MESSIAEN Oiseaux exotiques – piano concerto
PROKOFIEV Piano Concerto No. 3 in C major, Op. 26
--intermission—
BRAHMS: Piano Quartet No. 1 in G minor, Op. 25 (orchestral version in an arrangement by Arnold Schönberg)

Andrei Korobeinikov (piano)
Concerto Budapest
Conductor: András Keller

This concert guides the audience from the Gold-fronted Leaf Bird and Hindu rhythmic patterns to Vienna, with the most popular Prokofiev piano concerto in between. The virtuoso soloist is at least as exotic and special in his own field as the birds of the Messiaen composition played as the overture to the recital, since Andrei Korobeinikov is not only a renowned pianist but a qualified lawyer, added to which he is a committed speaker of Esperanto.

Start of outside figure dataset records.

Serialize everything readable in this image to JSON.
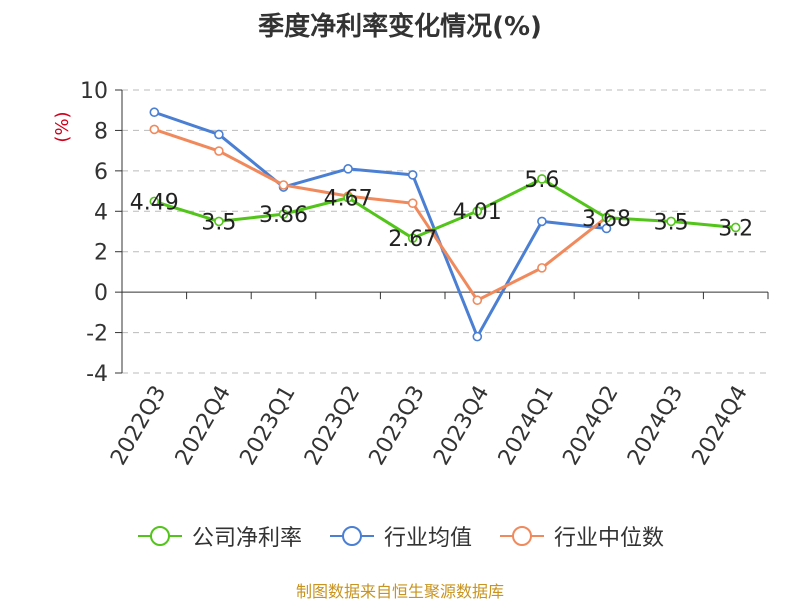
{
  "chart_data": {
    "type": "line",
    "title": "季度净利率变化情况(%)",
    "ylabel": "(%)",
    "ylim": [
      -4,
      10
    ],
    "yticks": [
      "10",
      "8",
      "6",
      "4",
      "2",
      "0",
      "-2",
      "-4"
    ],
    "categories": [
      "2022Q3",
      "2022Q4",
      "2023Q1",
      "2023Q2",
      "2023Q3",
      "2023Q4",
      "2024Q1",
      "2024Q2",
      "2024Q3",
      "2024Q4"
    ],
    "grid": true,
    "legend_position": "bottom",
    "series": [
      {
        "name": "公司净利率",
        "color": "#52c41a",
        "values": [
          4.49,
          3.5,
          3.86,
          4.67,
          2.67,
          4.01,
          5.6,
          3.68,
          3.5,
          3.2
        ],
        "labels": [
          "4.49",
          "3.5",
          "3.86",
          "4.67",
          "2.67",
          "4.01",
          "5.6",
          "3.68",
          "3.5",
          "3.2"
        ]
      },
      {
        "name": "行业均值",
        "color": "#4a7fd4",
        "values": [
          8.9,
          7.8,
          5.2,
          6.1,
          5.8,
          -2.2,
          3.5,
          3.15,
          null,
          null
        ]
      },
      {
        "name": "行业中位数",
        "color": "#f08a5d",
        "values": [
          8.05,
          6.98,
          5.3,
          4.75,
          4.4,
          -0.4,
          1.2,
          3.7,
          null,
          null
        ]
      }
    ]
  },
  "source": "制图数据来自恒生聚源数据库"
}
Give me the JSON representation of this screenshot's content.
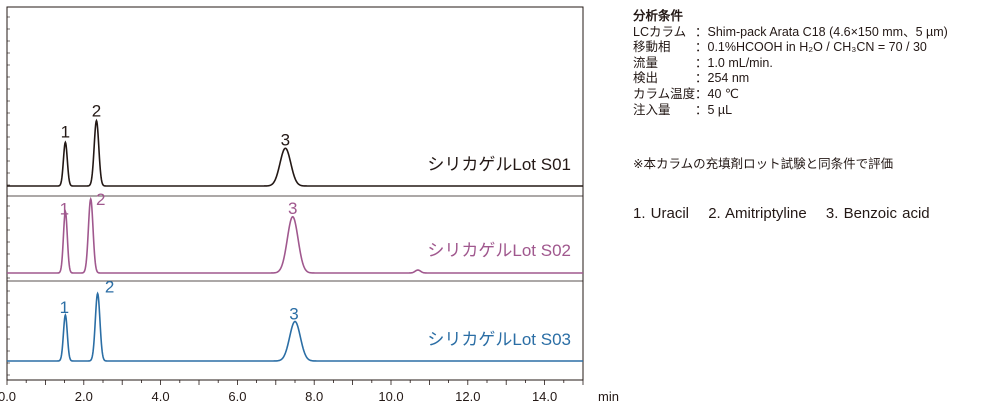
{
  "chart_data": {
    "type": "line",
    "title": "",
    "xlabel": "min",
    "ylabel": "",
    "xlim": [
      0,
      15
    ],
    "x_ticks": [
      "0.0",
      "2.0",
      "4.0",
      "6.0",
      "8.0",
      "10.0",
      "12.0",
      "14.0"
    ],
    "grid": false,
    "series": [
      {
        "name": "シリカゲルLot S01",
        "color": "#231815",
        "peaks": [
          {
            "label": "1",
            "rt": 1.52,
            "height": 0.95
          },
          {
            "label": "2",
            "rt": 2.33,
            "height": 1.42
          },
          {
            "label": "3",
            "rt": 7.25,
            "height": 0.82
          }
        ]
      },
      {
        "name": "シリカゲルLot S02",
        "color": "#a0588e",
        "peaks": [
          {
            "label": "1",
            "rt": 1.52,
            "height": 0.83
          },
          {
            "label": "2",
            "rt": 2.18,
            "height": 1.0
          },
          {
            "label": "3",
            "rt": 7.44,
            "height": 0.76
          }
        ]
      },
      {
        "name": "シリカゲルLot S03",
        "color": "#2b6ea5",
        "peaks": [
          {
            "label": "1",
            "rt": 1.52,
            "height": 0.92
          },
          {
            "label": "2",
            "rt": 2.36,
            "height": 1.35
          },
          {
            "label": "3",
            "rt": 7.5,
            "height": 0.79
          }
        ]
      }
    ]
  },
  "conditions": {
    "title": "分析条件",
    "rows": [
      {
        "key": "LCカラム",
        "value": "：Shim-pack Arata C18 (4.6×150 mm、5 µm)"
      },
      {
        "key": "移動相",
        "value": "：0.1%HCOOH in H₂O / CH₃CN = 70 / 30"
      },
      {
        "key": "流量",
        "value": "：1.0 mL/min."
      },
      {
        "key": "検出",
        "value": "：254 nm"
      },
      {
        "key": "カラム温度",
        "value": "：40 ℃"
      },
      {
        "key": "注入量",
        "value": "：5 µL"
      }
    ],
    "note": "※本カラムの充填剤ロット試験と同条件で評価"
  },
  "compounds": [
    "1. Uracil",
    "2. Amitriptyline",
    "3. Benzoic acid"
  ]
}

“Listen to the birds! They are the greatest masters,” Paul Dukas instructed his promising student, Olivier Messiaen, and we know that he took his master’s advice. Proof of this, amongst many other compositions, is the single-movement work Oiseaux exotiques (Exotic Birds) dating from the 1950s, in which the combination of piano, wind and percussion instruments evoke approximately forty different birdsongs from the North American Hermit Thrush to the Gold-fronted Leaf Bird native to Asia. The 34-year-old Russian pianist has already played the Piano Concerto No. 3 by Sergei Prokofiev (completed in 1921) in Budapest, as an understudy. As one concert critic put it at the time: “Korobeinikov came, he saw and he conquered.” Although on first hearing no similarity can be discerned in the music of the two composers Brahms and Schönberg, resident in Vienna at the end of the 19th century and first half of the 20th century, Schönberg actually considered his older colleague to be amongst his most important musical predecessors. It comes as no surprise that he made an orchestral version from the work originally written for piano and string quartet, at the encouragement of world-famous conductor Klemperer. This rarely performed arrangement closes the concert.